Artificial intelligence has progressed from sci-fi fantasy to mainstream reality. AI now powers online tools from search engines to voice assistants and it is used in everything from medical imaging analysis to autonomous vehicles. But the advance of AI will soon collide with another pressing issue: energy consumption.
Much like cryptocurrencies today, AI risks becoming a target for criticism and regulation based on its high electricity appetite. Partisans are forming into camps, with AI optimists extolling continued progress through more compute power, while pessimists are beginning to portray AI power usage as wasteful and even dangerous. Attacks echo those leveled at crypto mining in recent years. Undoubtedly, there will be further efforts to choke off AI innovation by cutting its energy supply.
The pessimists raise some valid points. Developing ever-more capable AI does require vast computing resources. For example, the amount of compute used to train OpenAI’s ChatGPT-3 reportedly equaled 800 petaflops of processing power—on par with the 20 most powerful supercomputers in the world combined. Similarly, ChatGPT receives somewhere on the order of hundreds of millions of queries each day. Estimates suggest that the electricity required to respond to all these queries might be around 1 GWh daily, enough to power the daily energy consumption of about 33,000 U.S. households. Demand is expected to further increase in the future.
In a sense none of this is new. Almost since the dawn of the internet, there have been concerns about energy consumption. As the network of servers, data centers, and connected devices has expanded, so too has electricity demand. Conservationists have long pointed out that the continuous operation of these energy-intensive facilities and apparatuses, necessary for maintaining the 24/7 availability of online services, leads to environmental impacts.
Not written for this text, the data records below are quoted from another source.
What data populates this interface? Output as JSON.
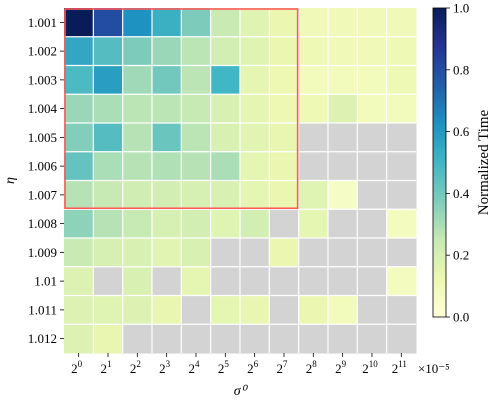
{
  "chart_data": {
    "type": "heatmap",
    "xlabel": "σ⁰",
    "ylabel": "η",
    "x_multiplier": "×10⁻⁵",
    "x_ticks": [
      {
        "base": "2",
        "exp": "0"
      },
      {
        "base": "2",
        "exp": "1"
      },
      {
        "base": "2",
        "exp": "2"
      },
      {
        "base": "2",
        "exp": "3"
      },
      {
        "base": "2",
        "exp": "4"
      },
      {
        "base": "2",
        "exp": "5"
      },
      {
        "base": "2",
        "exp": "6"
      },
      {
        "base": "2",
        "exp": "7"
      },
      {
        "base": "2",
        "exp": "8"
      },
      {
        "base": "2",
        "exp": "9"
      },
      {
        "base": "2",
        "exp": "10"
      },
      {
        "base": "2",
        "exp": "11"
      }
    ],
    "y_ticks": [
      "1.001",
      "1.002",
      "1.003",
      "1.004",
      "1.005",
      "1.006",
      "1.007",
      "1.008",
      "1.009",
      "1.01",
      "1.011",
      "1.012"
    ],
    "colorbar": {
      "label": "Normalized Time",
      "ticks": [
        "0.0",
        "0.2",
        "0.4",
        "0.6",
        "0.8",
        "1.0"
      ],
      "range": [
        0,
        1
      ]
    },
    "values": [
      [
        1.0,
        0.8,
        0.62,
        0.52,
        0.38,
        0.24,
        0.17,
        0.13,
        0.1,
        0.1,
        0.1,
        0.1
      ],
      [
        0.55,
        0.46,
        0.38,
        0.33,
        0.27,
        0.21,
        0.17,
        0.13,
        0.11,
        0.1,
        0.1,
        0.11
      ],
      [
        0.48,
        0.58,
        0.32,
        0.4,
        0.27,
        0.5,
        0.15,
        0.12,
        0.09,
        0.09,
        0.09,
        0.11
      ],
      [
        0.33,
        0.3,
        0.27,
        0.27,
        0.25,
        0.19,
        0.15,
        0.12,
        0.11,
        0.18,
        0.09,
        0.09
      ],
      [
        0.37,
        0.46,
        0.28,
        0.42,
        0.27,
        0.19,
        0.16,
        0.14,
        null,
        null,
        null,
        null
      ],
      [
        0.43,
        0.3,
        0.28,
        0.29,
        0.28,
        0.3,
        0.15,
        0.13,
        null,
        null,
        null,
        null
      ],
      [
        0.28,
        0.25,
        0.22,
        0.21,
        0.2,
        0.19,
        0.15,
        0.13,
        0.17,
        0.06,
        null,
        null
      ],
      [
        0.35,
        0.28,
        0.25,
        0.2,
        0.21,
        0.17,
        0.21,
        null,
        0.15,
        null,
        null,
        0.08
      ],
      [
        0.24,
        0.2,
        0.19,
        0.16,
        0.19,
        null,
        null,
        0.13,
        null,
        null,
        null,
        null
      ],
      [
        0.18,
        null,
        0.19,
        null,
        0.15,
        null,
        null,
        null,
        null,
        null,
        null,
        0.08
      ],
      [
        0.18,
        0.17,
        0.18,
        0.14,
        null,
        0.15,
        0.14,
        null,
        0.13,
        0.09,
        null,
        null
      ],
      [
        0.18,
        0.14,
        null,
        null,
        null,
        null,
        null,
        null,
        null,
        null,
        null,
        null
      ]
    ],
    "missing_color": "#d3d3d3",
    "highlight_color": "#ff5a5a",
    "highlight_region": {
      "x_from": "2^0",
      "x_to": "2^7",
      "y_from": "1.001",
      "y_to": "1.007"
    },
    "colormap": "YlGnBu"
  }
}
Just as with cryptocurrencies and the early internet, AI’s energy consumption may seem shocking without proper context. Critics will inevitably cast the meteoric growth in AI compute as excessive, unnecessary and risky. However, if AI makes workers more productive by, for example, saving programmers time writing code, researchers time finding and reading articles, and ordinary office employees effort engaging in repetitive tasks and document writing, AI will invariably save a lot of energy as well.